El capitán Ulises Brul galopaba a su lado, apenas cruzaban palabra. Desde hacía más de veinticuatro horas no había vuelto a insistir en que le explicara más cosas de Aztlán, lo que le aliviaba tremendamente, ya que Diego apenas sabía nada sobre los mexicas.
Una barba negra y tupida comenzaba a invadirle la cara, su rostro de niño bueno de ojos saltones se estaba convirtiendo en el de un cuatrero de Sierra Madre. El resto de los soldados tampoco hablaban, no sonreían ni cantaban. El incidente que había acabado con tres de ellos parecía haber agriado el viaje.
El capitán Ulises miró uno de sus mapas.
—Según mis cálculos, si seguimos a este ritmo estaremos en la costa del Pacífico en un día de viaje. En Guaymas tomaremos un barco que nos lleve hasta Los Corchos, desde allí ya veremos cómo llegamos a la laguna de Mexcaltitán.
—¿Está seguro de que podremos aguantar este ritmo? —preguntó Diego.
—No es la primera vez que tengo que atravesar México a toda velocidad. Hace unos años, cuando estalló la revolución, mi familia y yo huimos de Guadalajara hasta El Paso. Dos de mis hermanos pequeños y mi madre murieron, pero conseguimos escapar de los revolucionarios.
—¿Quién era su padre? —preguntó Diego.
—Era el alcalde de una ciudad cercana a Guadalajara. Como se negó a aceptar la revolución, lo encarcelaron y lo condenaron a muerte, pero mi madre pagó un soborno para liberarle, tuvimos que huir con lo puesto y comenzar una nueva vida —dijo el capitán Ulises.
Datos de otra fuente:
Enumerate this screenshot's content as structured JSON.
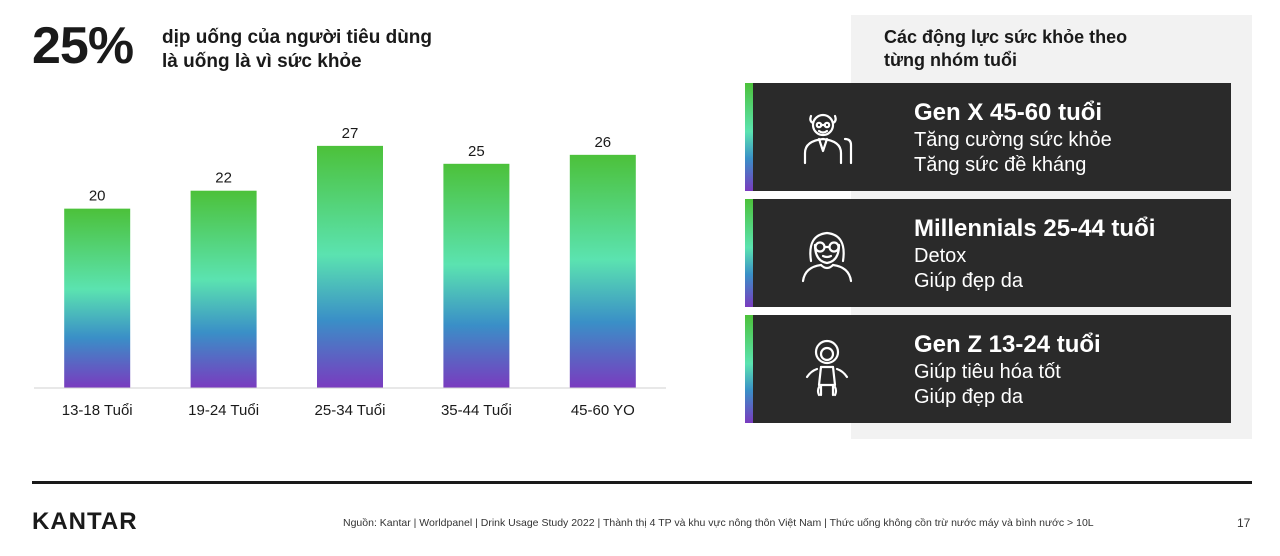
{
  "headline": {
    "percent": "25%",
    "line1": "dịp uống của người tiêu dùng",
    "line2": "là uống là vì sức khỏe"
  },
  "chart_data": {
    "type": "bar",
    "categories": [
      "13-18 Tuổi",
      "19-24 Tuổi",
      "25-34 Tuổi",
      "35-44 Tuổi",
      "45-60 YO"
    ],
    "values": [
      20,
      22,
      27,
      25,
      26
    ],
    "title": "",
    "xlabel": "",
    "ylabel": "",
    "ylim": [
      0,
      31
    ],
    "grid": false,
    "legend": "none",
    "colors": {
      "gradient_top": "#4cc13a",
      "gradient_mid": "#5be3b0",
      "gradient_lower": "#3a8fc7",
      "gradient_bottom": "#7a3bbf"
    }
  },
  "panel": {
    "title_line1": "Các động lực sức khỏe theo",
    "title_line2": "từng nhóm tuổi",
    "cards": [
      {
        "icon": "elderly-person-icon",
        "title": "Gen X 45-60 tuổi",
        "line1": "Tăng cường sức khỏe",
        "line2": "Tăng sức đề kháng"
      },
      {
        "icon": "woman-glasses-icon",
        "title": "Millennials 25-44 tuổi",
        "line1": "Detox",
        "line2": "Giúp đẹp da"
      },
      {
        "icon": "child-icon",
        "title": "Gen Z 13-24 tuổi",
        "line1": "Giúp tiêu hóa tốt",
        "line2": "Giúp đẹp da"
      }
    ]
  },
  "footer": {
    "logo": "KANTAR",
    "source": "Nguồn: Kantar | Worldpanel | Drink Usage Study 2022 | Thành thị 4 TP và khu vực nông thôn Việt Nam | Thức uống không cồn trừ nước máy và bình nước > 10L",
    "page_number": "17"
  }
}
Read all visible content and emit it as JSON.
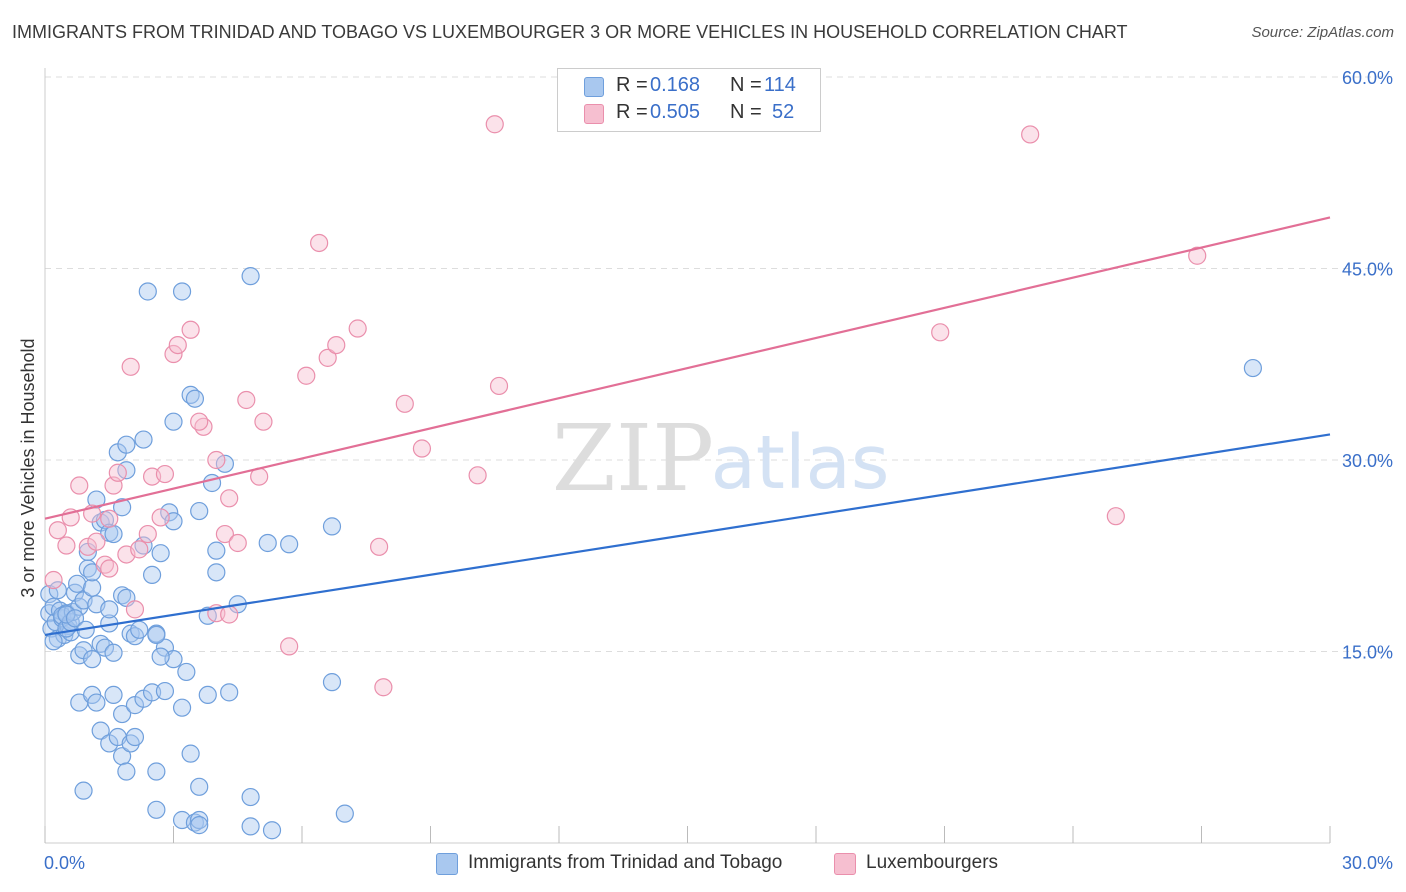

—¿Merece la pena tanto esfuerzo?
—Con ese dinero llevaré a mi mujer a Venezuela o Argentina y comenzaremos una nueva vida, me lo merezco, después de sufrir el rechazo de los nuestros y de los gringos.
Diego se quedó pensativo. Los hombres eran capaces de cometer grandes crímenes para vengarse o simplemente para recuperar la fe en sí mismos, y el capitán no era una excepción. En cierto sentido le recordó a aquellos hombres que perdieron su vida y su honra en la búsqueda de El Dorado.